Мать поднялась с лавки и, подойдя к Песту, поцеловала того в лоб, а после отвернулась, вытирая платьем слезы. Отец хмуро оглядел Песта и вздохнул.
– Ступай, Пест, с единым! По правде живи и на люд из городища не смотри… – Отец вложил в руку Песту небольшой мешочек из мешковины. – Это зола из печи нашей. Силу родову она держит. Ежели трудно будет… Сам ученый. Что делать знаешь… Ступай…

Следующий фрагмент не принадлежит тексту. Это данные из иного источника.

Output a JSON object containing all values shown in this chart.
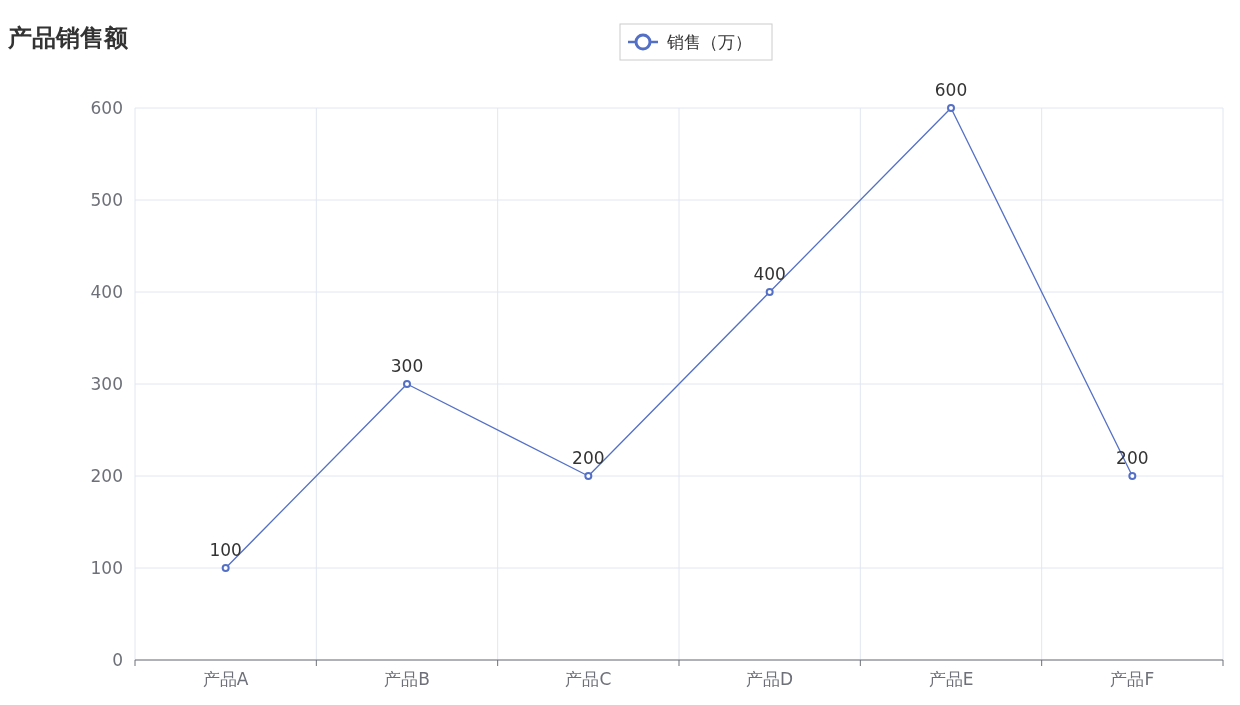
{
  "chart_data": {
    "type": "line",
    "title": "产品销售额",
    "categories": [
      "产品A",
      "产品B",
      "产品C",
      "产品D",
      "产品E",
      "产品F"
    ],
    "series": [
      {
        "name": "销售（万）",
        "color": "#5470c6",
        "values": [
          100,
          300,
          200,
          400,
          600,
          200
        ]
      }
    ],
    "ylim": [
      0,
      600
    ],
    "yticks": [
      0,
      100,
      200,
      300,
      400,
      500,
      600
    ],
    "grid": true,
    "legend": "top",
    "marker": "circle",
    "data_labels": true
  }
}
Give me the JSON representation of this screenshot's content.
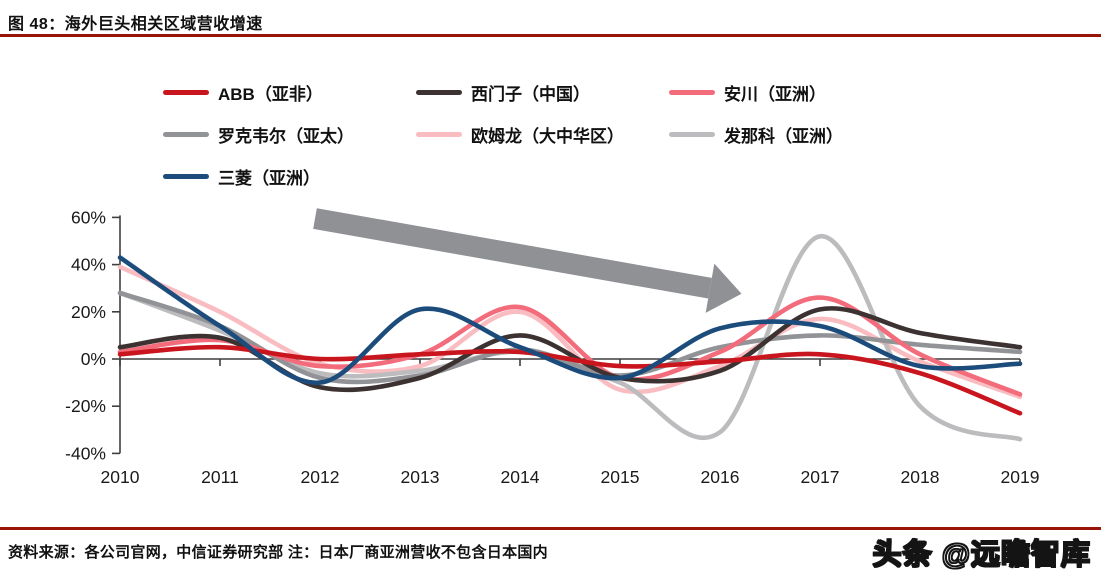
{
  "figure": {
    "title": "图 48：海外巨头相关区域营收增速"
  },
  "footer": {
    "source": "资料来源：各公司官网，中信证券研究部  注：日本厂商亚洲营收不包含日本国内",
    "watermark": "头条 @远瞻智库"
  },
  "colors": {
    "rule_red": "#991407",
    "axis": "#3f3f3f",
    "tick_text": "#1a1a1a",
    "arrow_gray": "#8f9194",
    "background": "#ffffff"
  },
  "chart_data": {
    "type": "line",
    "title": "海外巨头相关区域营收增速",
    "x": [
      2010,
      2011,
      2012,
      2013,
      2014,
      2015,
      2016,
      2017,
      2018,
      2019
    ],
    "series": [
      {
        "name": "ABB（亚非）",
        "color": "#C9161E",
        "values": [
          2,
          5,
          0,
          2,
          3,
          -3,
          -1,
          2,
          -6,
          -23
        ]
      },
      {
        "name": "西门子（中国）",
        "color": "#3B3231",
        "values": [
          5,
          9,
          -12,
          -8,
          10,
          -8,
          -5,
          21,
          11,
          5
        ]
      },
      {
        "name": "安川（亚洲）",
        "color": "#F26C7C",
        "values": [
          3,
          8,
          -3,
          2,
          22,
          -8,
          3,
          26,
          2,
          -15
        ]
      },
      {
        "name": "罗克韦尔（亚太）",
        "color": "#919396",
        "values": [
          28,
          14,
          -8,
          -7,
          4,
          -7,
          5,
          10,
          6,
          3
        ]
      },
      {
        "name": "欧姆龙（大中华区）",
        "color": "#F9BCC1",
        "values": [
          39,
          20,
          -2,
          -3,
          20,
          -13,
          -3,
          17,
          -1,
          -16
        ]
      },
      {
        "name": "发那科（亚洲）",
        "color": "#BCBCBE",
        "values": [
          28,
          12,
          -6,
          -5,
          3,
          -10,
          -31,
          52,
          -20,
          -34
        ]
      },
      {
        "name": "三菱（亚洲）",
        "color": "#1C4C7C",
        "values": [
          43,
          14,
          -10,
          21,
          5,
          -8,
          13,
          14,
          -3,
          -2
        ]
      }
    ],
    "y_ticks": {
      "labels": [
        "60%",
        "40%",
        "20%",
        "0%",
        "-20%",
        "-40%"
      ],
      "values": [
        60,
        40,
        20,
        0,
        -20,
        -40
      ]
    },
    "ylim": [
      -40,
      60
    ],
    "xlabel": "",
    "ylabel": "",
    "grid": false,
    "legend_position": "top",
    "annotation": {
      "kind": "downward-trend-arrow",
      "from": {
        "year": 2011.95,
        "value": 59.5
      },
      "to": {
        "year": 2015.9,
        "value": 30
      }
    }
  }
}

– Пять зим, батька! – Пест кивнул отцу, надевая корзину на плечи, и вышел из дому, убрав мешочек с золой за пазуху. Неспешным шагом он пошел к околице селения. Пройдя все селение, не увидел ни души. Его никто не вышел провожать. Лишь у самой околицы заметил старосту. Он встретил его внимательным взглядом, кивнул, но не проронил ни слова. Пикард ждал его за околицей.
– Лесом пойдем. Рядом с трактом, – тоном, не терпящим отказа, произнес Пикард. Он на пару с Пестом поклонился селу и ухватил щепотку земли, высыпав ее на макушку.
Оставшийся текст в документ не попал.